Wie häufig in seinen Stücken, wählt Schmalz aus dem Reich der Kulinarik ein bestimmtes Lebensmittel, das er in seinem Text von mehreren Blickwinkeln her ausgiebig untersucht. In „Schlammland Gewalt“ dreht sich alles um gegrillte Hühner. In seiner ihm eigenen, kunstvollen Sprache, die zwischen Gestrigem und Heutigem changiert, umkreist er dieses Mal das Brathuhn, angefangen von der Marinade, der Abnahme von Spieß bis hin zu dessen Verwesung. Das tut er in so eindringlichen Sätzen, dass man den Grillhendelduft riechen, aber auch das Knacken der Gebeine hören kann. Selbst den Gestank einer Hühner-Verwesung fährt so ein, als würde sich dieser Vorgang direkt vor einem abspielen. Schmalz wäre sicher ein guter Gourmetkritiker, hätte er nicht weitreichendere Botschaften zu verbreiten als rein lukullische. Aber auch sein rhythmischer Textfluss wäre in einem Kulinarik-Hochglanzmagazin wahrscheinlich fehl am Platze.

Natürlich kann die Geschichte des Dorfes, das letztlich unter einer Schlammlawine zur Hälfte begraben wird, im Moment gut in der aktuellen Klimadebatte verortet werden. Man kann die Schlammlawine aber auch als Metapher deuten, welche die jetzigen Gesellschaftsverhältnisse durch äußere Gewalteinwirkung beendet. Einer brachialen Gewalt, die all jenen das „Maul stopft“, die nicht gewillt sind, sich zu verändern. Dass dabei jede Menge menschlicher Kollateralschaden entsteht, muss wohl in Kauf genommen werden.
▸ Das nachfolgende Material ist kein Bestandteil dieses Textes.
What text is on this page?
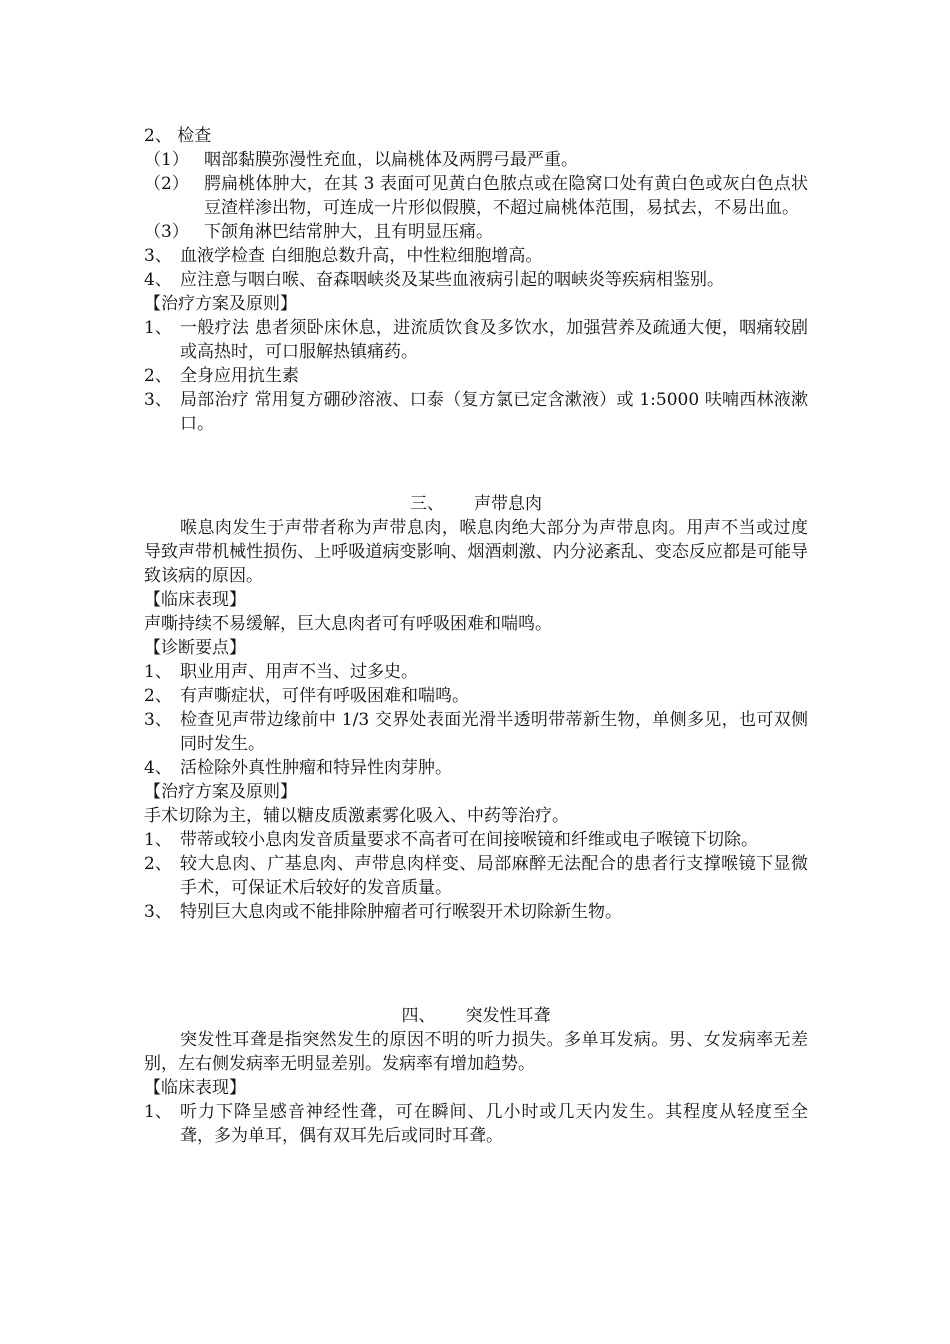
2、 检查

（1） 咽部黏膜弥漫性充血，以扁桃体及两腭弓最严重。
（2） 腭扁桃体肿大，在其 3 表面可见黄白色脓点或在隐窝口处有黄白色或灰白色点状豆渣样渗出物，可连成一片形似假膜，不超过扁桃体范围，易拭去，不易出血。
（3） 下颌角淋巴结常肿大，且有明显压痛。
3、 血液学检查 白细胞总数升高，中性粒细胞增高。
4、 应注意与咽白喉、奋森咽峡炎及某些血液病引起的咽峡炎等疾病相鉴别。

【治疗方案及原则】

1、 一般疗法 患者须卧床休息，进流质饮食及多饮水，加强营养及疏通大便，咽痛较剧或高热时，可口服解热镇痛药。
2、 全身应用抗生素
3、 局部治疗 常用复方硼砂溶液、口泰（复方氯已定含漱液）或 1:5000 呋喃西林液漱口。

三、 声带息肉

喉息肉发生于声带者称为声带息肉，喉息肉绝大部分为声带息肉。用声不当或过度导致声带机械性损伤、上呼吸道病变影响、烟酒刺激、内分泌紊乱、变态反应都是可能导致该病的原因。

【临床表现】

声嘶持续不易缓解，巨大息肉者可有呼吸困难和喘鸣。

【诊断要点】

1、 职业用声、用声不当、过多史。
2、 有声嘶症状，可伴有呼吸困难和喘鸣。
3、 检查见声带边缘前中 1/3 交界处表面光滑半透明带蒂新生物，单侧多见，也可双侧同时发生。
4、 活检除外真性肿瘤和特异性肉芽肿。

【治疗方案及原则】

手术切除为主，辅以糖皮质激素雾化吸入、中药等治疗。

1、 带蒂或较小息肉发音质量要求不高者可在间接喉镜和纤维或电子喉镜下切除。
2、 较大息肉、广基息肉、声带息肉样变、局部麻醉无法配合的患者行支撑喉镜下显微手术，可保证术后较好的发音质量。
3、 特别巨大息肉或不能排除肿瘤者可行喉裂开术切除新生物。

四、 突发性耳聋

突发性耳聋是指突然发生的原因不明的听力损失。多单耳发病。男、女发病率无差别，左右侧发病率无明显差别。发病率有增加趋势。

【临床表现】

1、 听力下降呈感音神经性聋，可在瞬间、几小时或几天内发生。其程度从轻度至全聋，多为单耳，偶有双耳先后或同时耳聋。
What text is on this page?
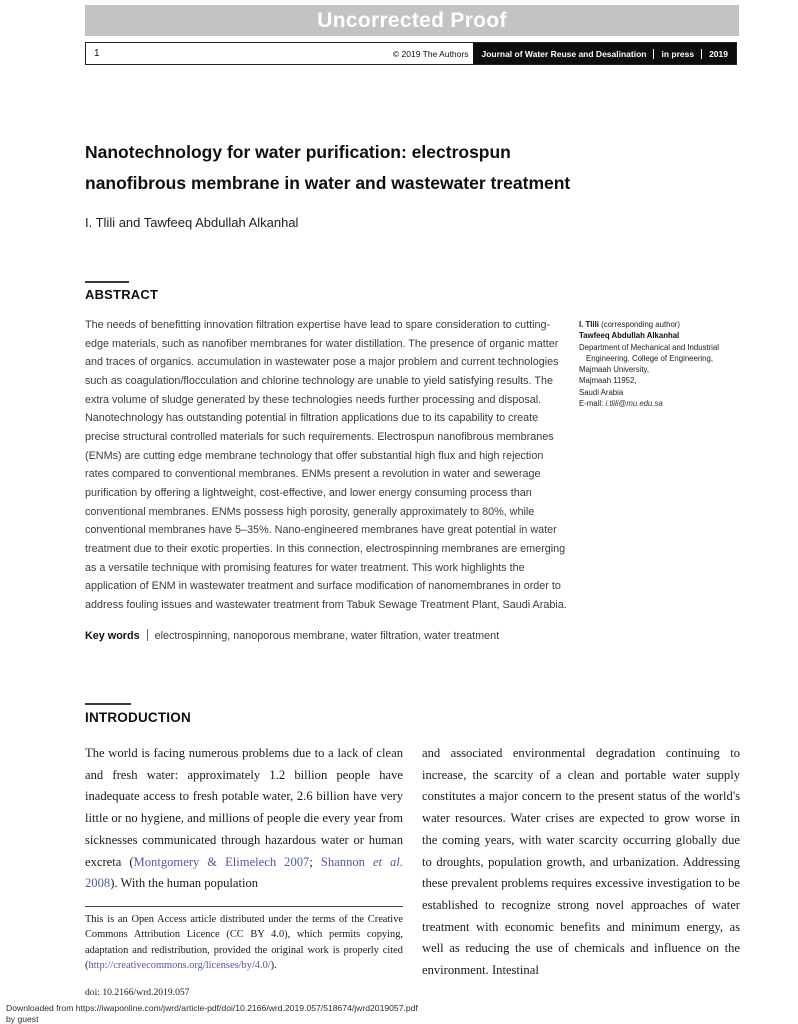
Uncorrected Proof
1	© 2019 The Authors Journal of Water Reuse and Desalination in press 2019
Nanotechnology for water purification: electrospun nanofibrous membrane in water and wastewater treatment
I. Tlili and Tawfeeq Abdullah Alkanhal
ABSTRACT

The needs of benefitting innovation filtration expertise have lead to spare consideration to cutting-edge materials, such as nanofiber membranes for water distillation. The presence of organic matter and traces of organics. accumulation in wastewater pose a major problem and current technologies such as coagulation/flocculation and chlorine technology are unable to yield satisfying results. The extra volume of sludge generated by these technologies needs further processing and disposal. Nanotechnology has outstanding potential in filtration applications due to its capability to create precise structural controlled materials for such requirements. Electrospun nanofibrous membranes (ENMs) are cutting edge membrane technology that offer substantial high flux and high rejection rates compared to conventional membranes. ENMs present a revolution in water and sewerage purification by offering a lightweight, cost-effective, and lower energy consuming process than conventional membranes. ENMs possess high porosity, generally approximately to 80%, while conventional membranes have 5–35%. Nano-engineered membranes have great potential in water treatment due to their exotic properties. In this connection, electrospinning membranes are emerging as a versatile technique with promising features for water treatment. This work highlights the application of ENM in wastewater treatment and surface modification of nanomembranes in order to address fouling issues and wastewater treatment from Tabuk Sewage Treatment Plant, Saudi Arabia.

Key words electrospinning, nanoporous membrane, water filtration, water treatment
I. Tlili (corresponding author)
Tawfeeq Abdullah Alkanhal
Department of Mechanical and Industrial
Engineering, College of Engineering,
Majmaah University,
Majmaah 11952,
Saudi Arabia
E-mail: i.tlili@mu.edu.sa
INTRODUCTION
The world is facing numerous problems due to a lack of clean and fresh water: approximately 1.2 billion people have inadequate access to fresh potable water, 2.6 billion have very little or no hygiene, and millions of people die every year from sicknesses communicated through hazardous water or human excreta (Montgomery & Elimelech 2007; Shannon et al. 2008). With the human population
This is an Open Access article distributed under the terms of the Creative Commons Attribution Licence (CC BY 4.0), which permits copying, adaptation and redistribution, provided the original work is properly cited (http://creativecommons.org/licenses/by/4.0/).
doi: 10.2166/wrd.2019.057
and associated environmental degradation continuing to increase, the scarcity of a clean and portable water supply constitutes a major concern to the present status of the world's water resources. Water crises are expected to grow worse in the coming years, with water scarcity occurring globally due to droughts, population growth, and urbanization. Addressing these prevalent problems requires excessive investigation to be established to recognize strong novel approaches of water treatment with economic benefits and minimum energy, as well as reducing the use of chemicals and influence on the environment. Intestinal
Downloaded from https://iwaponline.com/jwrd/article-pdf/doi/10.2166/wrd.2019.057/518674/jwrd2019057.pdf
by guest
„Schlammland Gewalt“ (Foto: Lupi Spuma / Schauspielhaus Graz) Die Besetzung der verschiedenen Rollen mit nur zwei Personen, funktioniert extrem gut. Dadurch bleibt auch das Schmalz-Diktum bestens erhalten. Die Regisseurin Christina Tscharyiski lässt ihre Protagonistinnen und Protagonisten im kleinen Raum im „Haus 3“ in ständiger Bewegung agieren – mittig, hinter oder direkt neben dem Publikum. Eva Mayer agiert dabei auch als seinem Chef höriger Schnüffler und bringt dies mehrfach in gekonnter Hunde-Imitation zum Ausdruck. Clemens Maria Riegler verwandelt sich durch unterschiedliche Kopfbedeckungen vom scheuen Studierenden hin zu einem testosteronbefeuerten, wutentbrannten Patriarchen. Dass all die unterschiedlichen Charaktere trotz der künstlichen Erzählsprache, in der sie meist zum Leben erweckt werden, so plausibel erscheinen, zeigt die schauspielerische Qualität der beiden Agierenden.

Österreich sollte sich schämen, dass es Autoren wie Ferdinand Schmalz bedarf, die Stücke wie „Schlammland Gewalt“ schreiben müssen. Und es darf sich glücklich schätzen, dass es solche Autoren hat.